Le premier ministre menace les manifestants de poursuites, les arrestations commencent et l'université est sommée de dénoncer les étudiants : confronté à une contestation sans précédent depuis la Révolution orange de 2004, le pouvoir ukrainien s'en prend aux opposants.

«Je veux dire aux gens : vos leaders vous poussent au crime. Ils vont se réfugier derrière leur immunité parlementaire et vous n'avez pas de moyen de vous protéger», a déclaré le chef du gouvernement Mykola Azarov en ouvrant mercredi le Conseil des ministres, le premier depuis la mobilisation de l'opposition dans les rues de Kiev.

La veille, un tribunal de Kiev a placé en détention provisoire pour deux mois neuf suspects de troubles dimanche devant l'administration présidentielle, une décision dénoncée mercredi par l'opposition.

Décisions de justice «criminelles»

«Ces neuf personnes, dont des journalistes, entrepreneurs et pères de famille nombreuse, ont été illégalement interpellées», a déclaré Arseni Iatseniouk, l'un des leaders de l'opposition, accusant les forces de l'ordre de «couvrir» ainsi les agissements illégaux des policiers.

Toutes les décisions sont basées sur les témoignages d'un même membre des troupes anti-émeute, a-t-il ajouté, les qualifiant de «criminelles».

Il a appelé les ambassadeurs occidentaux à se rendre au procès en appel.
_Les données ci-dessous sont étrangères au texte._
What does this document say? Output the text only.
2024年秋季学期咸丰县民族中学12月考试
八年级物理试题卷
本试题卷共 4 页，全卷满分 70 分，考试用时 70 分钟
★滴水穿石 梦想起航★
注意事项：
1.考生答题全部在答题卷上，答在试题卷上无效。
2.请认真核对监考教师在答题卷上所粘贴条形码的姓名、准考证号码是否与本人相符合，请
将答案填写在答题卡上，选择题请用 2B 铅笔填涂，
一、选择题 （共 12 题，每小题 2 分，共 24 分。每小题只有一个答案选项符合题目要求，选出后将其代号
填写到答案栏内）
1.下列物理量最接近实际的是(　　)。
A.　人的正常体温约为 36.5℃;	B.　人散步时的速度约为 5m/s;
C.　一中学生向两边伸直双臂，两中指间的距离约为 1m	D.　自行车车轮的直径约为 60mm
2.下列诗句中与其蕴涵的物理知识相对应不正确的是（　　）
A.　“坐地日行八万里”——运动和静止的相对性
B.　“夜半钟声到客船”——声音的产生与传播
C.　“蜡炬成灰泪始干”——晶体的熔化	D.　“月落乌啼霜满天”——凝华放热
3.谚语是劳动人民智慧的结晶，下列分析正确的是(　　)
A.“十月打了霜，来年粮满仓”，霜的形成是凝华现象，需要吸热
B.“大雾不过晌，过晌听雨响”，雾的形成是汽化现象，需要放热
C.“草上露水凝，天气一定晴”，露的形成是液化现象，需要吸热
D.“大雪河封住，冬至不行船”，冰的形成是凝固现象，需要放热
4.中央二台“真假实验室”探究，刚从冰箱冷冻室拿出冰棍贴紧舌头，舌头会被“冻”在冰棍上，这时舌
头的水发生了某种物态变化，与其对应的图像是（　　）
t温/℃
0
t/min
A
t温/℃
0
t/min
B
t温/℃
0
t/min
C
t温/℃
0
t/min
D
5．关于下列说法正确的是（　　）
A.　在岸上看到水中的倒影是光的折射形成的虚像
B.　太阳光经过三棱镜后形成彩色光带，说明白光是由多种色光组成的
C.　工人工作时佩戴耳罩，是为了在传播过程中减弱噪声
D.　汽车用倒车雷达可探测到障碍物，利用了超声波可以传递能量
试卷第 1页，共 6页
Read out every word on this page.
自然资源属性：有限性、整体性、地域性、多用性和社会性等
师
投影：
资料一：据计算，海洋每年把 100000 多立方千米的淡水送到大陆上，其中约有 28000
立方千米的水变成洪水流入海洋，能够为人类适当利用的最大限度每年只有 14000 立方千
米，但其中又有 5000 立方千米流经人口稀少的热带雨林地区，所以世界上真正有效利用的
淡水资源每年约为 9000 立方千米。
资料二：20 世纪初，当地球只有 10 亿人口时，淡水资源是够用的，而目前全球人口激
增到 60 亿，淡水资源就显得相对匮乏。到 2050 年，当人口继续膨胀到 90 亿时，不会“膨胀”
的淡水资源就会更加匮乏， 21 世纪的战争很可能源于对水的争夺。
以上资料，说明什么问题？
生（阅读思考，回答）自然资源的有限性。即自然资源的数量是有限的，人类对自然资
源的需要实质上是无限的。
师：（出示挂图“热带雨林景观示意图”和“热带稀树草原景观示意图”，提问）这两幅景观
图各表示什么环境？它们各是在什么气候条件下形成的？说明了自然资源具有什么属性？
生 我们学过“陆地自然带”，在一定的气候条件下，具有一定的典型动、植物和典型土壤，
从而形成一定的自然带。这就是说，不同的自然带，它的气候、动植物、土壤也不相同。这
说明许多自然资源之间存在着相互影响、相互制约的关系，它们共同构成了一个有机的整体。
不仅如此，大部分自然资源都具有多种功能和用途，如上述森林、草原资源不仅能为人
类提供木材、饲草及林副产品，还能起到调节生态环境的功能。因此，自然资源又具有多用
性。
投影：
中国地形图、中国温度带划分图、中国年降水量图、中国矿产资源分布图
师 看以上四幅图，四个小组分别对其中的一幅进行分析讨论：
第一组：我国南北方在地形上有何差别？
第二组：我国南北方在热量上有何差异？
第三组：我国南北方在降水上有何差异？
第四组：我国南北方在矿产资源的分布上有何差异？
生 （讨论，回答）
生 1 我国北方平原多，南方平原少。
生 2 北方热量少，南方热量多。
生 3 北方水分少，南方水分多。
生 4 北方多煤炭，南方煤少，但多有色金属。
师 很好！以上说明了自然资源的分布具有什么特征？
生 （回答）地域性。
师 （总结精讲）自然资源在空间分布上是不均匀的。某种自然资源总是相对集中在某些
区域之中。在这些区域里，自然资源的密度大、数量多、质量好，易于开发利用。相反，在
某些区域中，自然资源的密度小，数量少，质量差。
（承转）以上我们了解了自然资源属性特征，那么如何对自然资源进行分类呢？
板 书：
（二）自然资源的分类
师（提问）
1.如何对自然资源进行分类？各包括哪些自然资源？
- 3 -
Les épouses des suspects, interrogées par la télévision ukrainienne 1+1, ont déclaré, images vidéo à l'appui, que leurs maris n'avaient pas participé aux troubles, mais avaient été tabassés par des policiers. Ils souffrent de commotion cérébrale et ont des côtes cassées.

Le procureur général Viktor Pchonka a pour sa part fait état de «nombreux cas de violation de la loi» lors des manifestations, selon un communiqué disponible sur le site du parquet.

Il a cité à titre d'exemple «l'occupation de la mairie et de la Maison des syndicats, le siège du gouvernement, les appels à prendre d'assaut l'administration présidentielle et les routes bloquées».

«Ces agissements n'ont rien à voir avec des manifestations pacifiques. Ce sont des violations de la loi passibles de poursuites», souligne-t-il.

Le ministère ukrainien de l'Intérieur a annoncé mercredi que 53 enquêtes avaient été ouvertes pour «infractions de la loi autour des bâtiments administratifs à Kiev».

Étudiants dans le collimateur

L'Université de Kiev a été sommée de fournir les listes d'étudiants susceptibles d'avoir pris part aux manifestations pro-européennes et contre le pouvoir, a rapporté mercredi le quotidien en ligne Ukraïnska Pravda.

Le parquet général demande à la direction de l'Université de fournir des informations concernant les étudiants et les professeurs absents des cours entre le 29 novembre et le 2 décembre au moment des manifestations-monstres à Kiev, écrit Ukraïnska Pravda.

Le site publie un fac-similé de l'ordre du parquet.

Celui-ci ordonne également de donner les noms des «instigateurs et militants qui ont appelé les étudiants à participer à des actions de protestation de masse».

Il demande si «des mesures ont été prises pour interdire aux étudiants d'y participer et si oui lesquelles».

La police a violemment dispersé dans la nuit de vendredi à samedi une manifestation sur la place de l'Indépendance, haut lieu de la Révolution orange en 2004 qui avait renversé le pouvoir en place et porté au pouvoir des pro-occidentaux.

Les violences ont fait plusieurs dizaines de blessés, principalement des étudiants.